Niente (ulteriori) tagli al calcio: nell’assegnazione dei contributi Coni 2019 alle Federazioni sportive, che potrebbe anche essere l’ultima se la riforma proposta dal governo sarà approvata, Giovanni Malagò decide di evitare altri scossoni. Troppo pericoloso, in una situazione politica tanto delicata, mettere le mani nei finanziamenti e creare ulteriore scontento fra i vari presidenti. È stato proprio il sottosegretario Giancarlo Giorgetti a chiedere di lasciare la situazione com’era e Malagò si è adeguato: i contributi 2019 sono gli stessi del 2018, che rischia di restare a questo punto l’ultima decisa dal Coni in autonomia. La rivoluzione governativa entrerà in vigore solo l’anno prossimo ma di fatto è già iniziata.

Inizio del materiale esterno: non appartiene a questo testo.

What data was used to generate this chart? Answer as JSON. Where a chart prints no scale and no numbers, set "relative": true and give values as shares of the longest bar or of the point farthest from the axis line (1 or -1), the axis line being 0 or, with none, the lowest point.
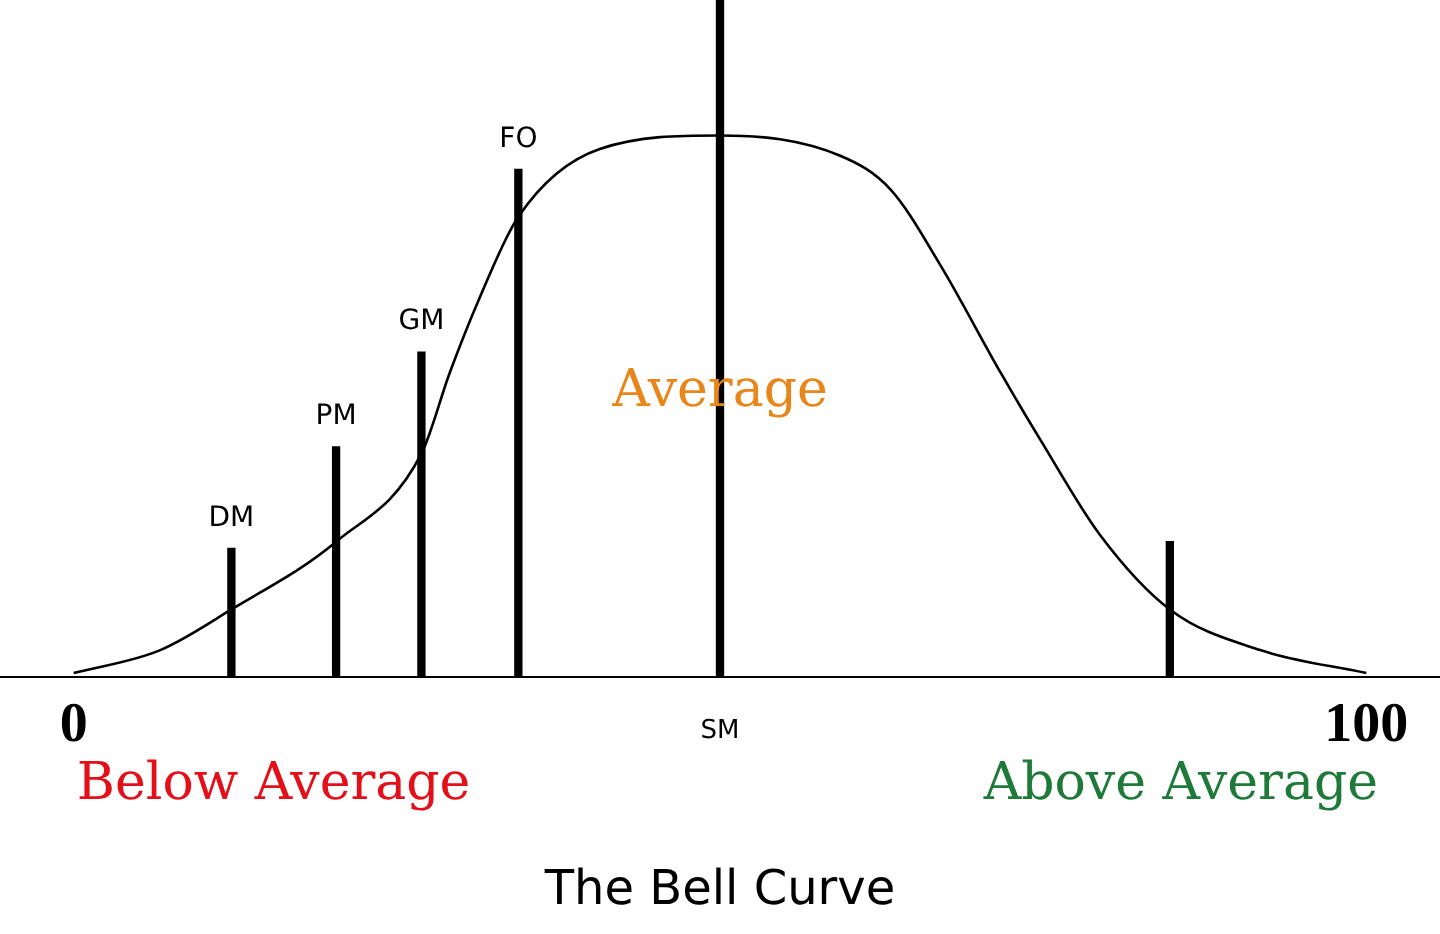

I soldi pubblici alle Federazioni, una torta da 145 milioni di euro l’anno, sono il vero oggetto della contesa di questi giorni tra Coni e governo, nonché l’epicentro del potere del Comitato olimpico: la riforma firmata da Lega e Movimento 5 stelle vuole toglierli al Coni e farli gestire da una nuova società statale chiamata “Sport e benessere spa” e controllata direttamente da Palazzo Chigi. Anche perché è su questi finanziamenti che si fonda la supremazia del Coni sullo sport italiano, e su cui Malagò ha costruito il suo impero. Sotto la sua gestione, tra il 2014 e il 2016, è passata un’epocale riforma che ha rivisto completamente i criteri di ripartizione, ora basati principalmente sui risultati e sulla preparazione olimpica: la Figc ha perso decine di milioni di euro (è passata dagli 80 milioni del 2011 agli attuali 30), in favore dei cosiddetti sport minori. Nel nuovo sistema la scherma viene prima della pallavolo, il tennis prende quanto il tiro al volo, festeggiano soprattutto squash, ippica, canoa, bocce, i cui presidenti guarda caso sono anche i grandi elettori di Malagò al Coni. Per il governo questo è un conflitto d’interesse bello e buono: di qui nasce la riforma, che però di fatto cancellerà la storia centenaria del Coni e rischia di trasformare anche lo sport in un carrozzone governativo alla mercé dei partiti (ma questa è un’altra storia).
In tutto ciò si inserisce l’assegnazione annuale che varrà per il 2019. Rispetto a 12 mesi fa non cambia nulla: guida il pallone (Figc) con 30 milioni, seguito da nuoto (Fin, 6,9 milioni) e atletica leggera (Fidal, 6,4 milioni). “I finanziamenti sono rimasti immutati perché in questo clima qualunque cosa poteva sembrare fuori luogo: non ci sembrava giusto rischiare di creare equivoci o scontenti”. La ripartizione (nella tabella l’elenco completo) evita dunque ulteriori psicodrammi al Foro Italico, ma lascia comunque qualche dubbio, ad esempio sulla discrezionalità dei criteri: evidentemente non è poi così infondato il sospetto che tutto sia in mano a Malagò e al suo segretario Mornati, se in nome del “quieto vivere” è stato possibile lasciare invariate le cifre da una stagione all’altra. E poi, mentre dalla FederCalcio filtra soddisfazione per aver evitato un’ulteriore stangata, altre discipline che si aspettavano qualcosa in più (specie dopo ottimi risultati e in vista del 2020, anno olimpico) saranno rimaste sicuramente deluse. In ogni caso dovrebbe essere l’ultima volta: se tutto andrà come nei piani di Giorgetti, dal 2019 sarà il governo a decidere criteri e finanziamenti.